I can confirm that we have received information under the authorities of SCISA in support of active investigations, as noted in the Office of the Privacy Commissioner's 2015-2016 annual report. Information shared during the first six months of SCISA respected the threshold set out in law.
This review is an example of how CSIS' activities can be, and are, reviewed within a broader framework of accountability. The Privacy Commissioner can review CSIS' information-sharing policies and practices and issue public recommendations. CSIS continues to co-operate with the Office of the Privacy Commissioner in the context of its review of SCISA.
CSIS' activities are also reviewed by the Security Intelligence Review Committee, or SIRC, which reports to Parliament on our operations. SIRC's findings and recommendations provide valuable feedback and as a result often have a direct impact on policies and practices.
As you are aware, SCISA is also part of the range of issues being examined in the ongoing national security consultations. Though these issues are rightly a question for the public and Parliament to consider, we welcome the discussion and the opportunity to hear from Canadians on these important issues, many of which are at the very heart of what we do.
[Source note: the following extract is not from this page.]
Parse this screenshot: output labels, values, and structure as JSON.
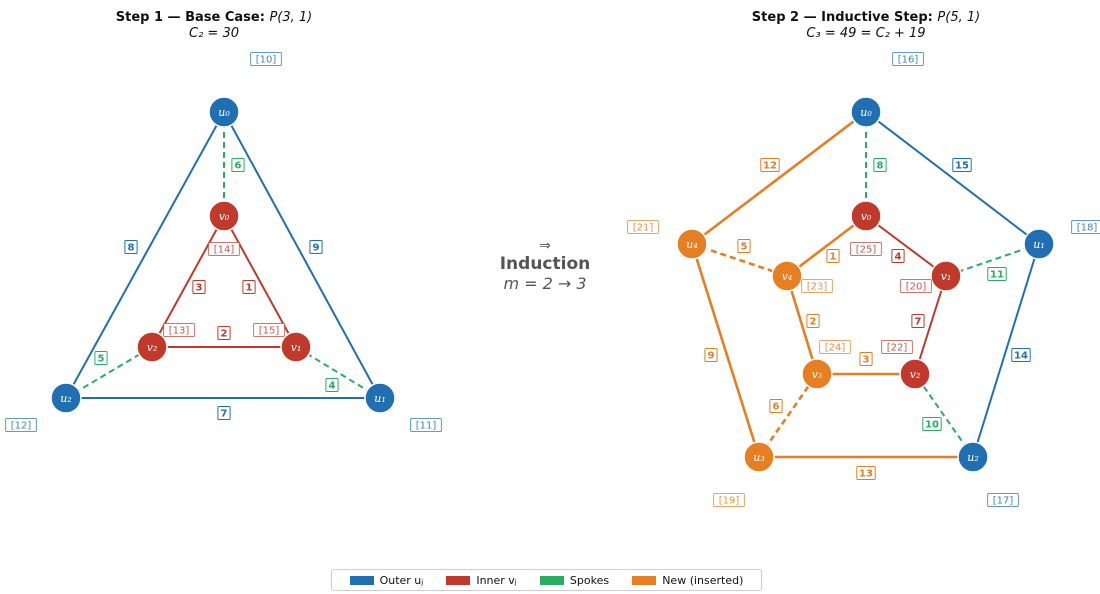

With that, Mr. Chair, I conclude my remarks.
I know that we all welcome to your comments, observations, and questions.
I'm happy to comment. Thank you for the question.
I believe your question was about whether or not we're striking the right balance with SCISA. Speaking from the services perspective, we had experienced some challenges in information sharing, and SIRC had commented on them. In particular, in one of their reports they focused on our information exchanges with Global Affairs Canada and our ability to receive information from Global Affairs Canada.
That is one area in which I think SCISA has been very helpful to us, for sure. I think that's enhancing national security, absolutely and certainly. I can't speak to any specific investigations, but we have certainly been the beneficiary of information there.
While we had been using the Privacy Act for our information exchanges with Global Affairs before this, now that we have the additional powers or the additional clarity around SCISA, there have certainly been some enhancements there, so I feel confident.
I don't know if your second question was more about how we deal with allies and so on in the current threat environment.